Researchers from the Pritzker School of Molecular Engineering (PME) at the University of Chicago developed an artificial intelligence that uses machine learning algorithms (which you can learn more about here) to design new proteins.
Taking advantage of the huge databases on proteins, created starting from the decoding of the genome of many living species, scientists have found a relatively simple rule for building new proteins. When they produced them in the laboratory, the researchers observed that they are able to rival those produced in nature.
“We have always wondered how a relatively simple process like evolution has created high efficiency materials like proteins, ” says Rama Ranganathan, professor of the biochemistry and molecular biology department at Pritzker Molecular Engineering. “We have found that the genome contains a huge amount of data on the basic structures of proteins, we are now able to use the rules of nature to create artificial ones. ”
Proteins are composed of thousands of amino acids and the composition of the chain defines the structure and function of the protein, also very specific such as turning genes on and off. However, understand how create a sequence that leads to a new protein, which can perform new tasks, is very complicated. Ranganathan and his colleagues have spent the past 15 years analyzing the data contained in the various genomes and have discovered a great deal of information on the basic tasks of these molecules, and have used them to “feed” an artificial intelligence.

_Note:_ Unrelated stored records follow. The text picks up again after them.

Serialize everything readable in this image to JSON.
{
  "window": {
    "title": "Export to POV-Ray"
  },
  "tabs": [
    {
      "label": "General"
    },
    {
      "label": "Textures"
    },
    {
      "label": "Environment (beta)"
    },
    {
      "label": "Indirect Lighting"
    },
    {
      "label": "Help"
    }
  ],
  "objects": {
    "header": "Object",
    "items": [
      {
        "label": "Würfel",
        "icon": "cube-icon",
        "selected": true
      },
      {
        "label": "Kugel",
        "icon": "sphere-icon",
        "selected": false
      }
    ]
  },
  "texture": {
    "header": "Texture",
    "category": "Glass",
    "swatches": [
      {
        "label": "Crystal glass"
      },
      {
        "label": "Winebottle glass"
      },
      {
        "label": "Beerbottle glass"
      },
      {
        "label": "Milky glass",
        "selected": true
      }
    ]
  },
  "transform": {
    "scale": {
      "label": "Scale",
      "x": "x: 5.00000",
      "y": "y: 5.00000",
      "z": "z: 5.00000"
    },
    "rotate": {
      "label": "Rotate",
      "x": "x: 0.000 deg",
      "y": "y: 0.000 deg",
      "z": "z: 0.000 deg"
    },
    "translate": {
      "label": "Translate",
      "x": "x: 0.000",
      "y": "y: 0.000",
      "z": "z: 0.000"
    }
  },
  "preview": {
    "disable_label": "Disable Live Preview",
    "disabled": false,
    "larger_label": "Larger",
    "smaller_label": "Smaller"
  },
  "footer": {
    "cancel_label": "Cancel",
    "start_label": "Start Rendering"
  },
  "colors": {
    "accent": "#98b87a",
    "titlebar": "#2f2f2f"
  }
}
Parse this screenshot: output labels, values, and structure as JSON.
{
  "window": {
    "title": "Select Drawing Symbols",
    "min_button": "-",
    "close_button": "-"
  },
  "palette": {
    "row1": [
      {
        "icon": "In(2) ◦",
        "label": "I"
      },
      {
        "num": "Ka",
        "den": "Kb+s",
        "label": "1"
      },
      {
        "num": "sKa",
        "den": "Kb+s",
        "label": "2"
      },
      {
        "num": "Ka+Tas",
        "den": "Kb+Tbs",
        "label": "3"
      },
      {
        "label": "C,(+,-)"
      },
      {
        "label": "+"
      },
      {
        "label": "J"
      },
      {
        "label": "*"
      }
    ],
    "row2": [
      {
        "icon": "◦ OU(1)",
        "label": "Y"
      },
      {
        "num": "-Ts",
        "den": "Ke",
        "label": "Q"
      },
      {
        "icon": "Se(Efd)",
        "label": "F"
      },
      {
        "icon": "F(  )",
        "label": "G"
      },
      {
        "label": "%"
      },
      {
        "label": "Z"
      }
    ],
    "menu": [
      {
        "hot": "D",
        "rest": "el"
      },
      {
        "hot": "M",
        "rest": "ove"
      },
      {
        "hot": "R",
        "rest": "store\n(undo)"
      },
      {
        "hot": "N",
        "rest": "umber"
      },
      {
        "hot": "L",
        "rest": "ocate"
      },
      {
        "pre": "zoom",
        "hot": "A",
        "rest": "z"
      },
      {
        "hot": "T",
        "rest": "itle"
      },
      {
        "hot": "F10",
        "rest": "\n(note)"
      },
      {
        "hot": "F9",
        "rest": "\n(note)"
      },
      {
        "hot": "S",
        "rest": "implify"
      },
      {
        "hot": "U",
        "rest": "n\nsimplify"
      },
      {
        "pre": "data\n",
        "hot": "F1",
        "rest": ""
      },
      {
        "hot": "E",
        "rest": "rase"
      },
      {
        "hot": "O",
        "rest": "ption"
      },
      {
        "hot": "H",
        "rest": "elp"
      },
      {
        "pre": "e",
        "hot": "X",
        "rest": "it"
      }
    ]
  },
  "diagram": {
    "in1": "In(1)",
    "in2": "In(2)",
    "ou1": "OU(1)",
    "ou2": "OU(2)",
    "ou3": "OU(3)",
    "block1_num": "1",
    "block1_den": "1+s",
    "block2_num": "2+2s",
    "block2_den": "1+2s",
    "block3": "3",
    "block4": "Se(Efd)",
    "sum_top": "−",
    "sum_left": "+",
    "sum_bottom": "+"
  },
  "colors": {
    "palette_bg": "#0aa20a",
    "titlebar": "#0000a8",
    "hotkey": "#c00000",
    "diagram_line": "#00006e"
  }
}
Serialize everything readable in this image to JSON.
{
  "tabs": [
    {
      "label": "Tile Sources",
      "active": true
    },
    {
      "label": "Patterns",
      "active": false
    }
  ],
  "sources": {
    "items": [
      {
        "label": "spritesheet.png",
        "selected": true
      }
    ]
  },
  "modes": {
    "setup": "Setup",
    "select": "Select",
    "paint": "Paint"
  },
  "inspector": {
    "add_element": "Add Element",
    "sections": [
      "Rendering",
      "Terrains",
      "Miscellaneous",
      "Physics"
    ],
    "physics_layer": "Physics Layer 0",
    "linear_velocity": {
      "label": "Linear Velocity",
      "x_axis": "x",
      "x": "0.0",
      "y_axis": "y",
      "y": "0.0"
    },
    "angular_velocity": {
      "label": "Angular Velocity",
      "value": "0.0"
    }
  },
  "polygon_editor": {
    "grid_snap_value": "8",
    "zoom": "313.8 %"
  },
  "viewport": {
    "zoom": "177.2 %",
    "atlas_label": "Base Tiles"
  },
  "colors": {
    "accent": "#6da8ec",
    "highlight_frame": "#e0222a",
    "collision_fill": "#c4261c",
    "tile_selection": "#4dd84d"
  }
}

The developed model showed that it is sufficient to maintain the position of certain amino acids and the correlations in the development of couples, to be sure that the new protein has the same functions as the family you want to imitate.
“Generally we think that to create something, you first have to deeply understand how it works, ” explains Ranganathan. “But if we have enough data, we can use machine learning methods to build the fundamental rules, even without understanding how it works or why it is. ”
The research team created a artificial genome that encodes the proteins, they inserted it in some bacteria to verify if they were able to produce them independently, a test passed with extreme success.
Since the rules for design are few and simple, they allow the creation of a huge number of proteins. This goal will, in the future, allow us to build very specific proteins such as fighting diseases, capturing carbon dioxide, destroying plastic. The answer to many Humanity problems could be a protein.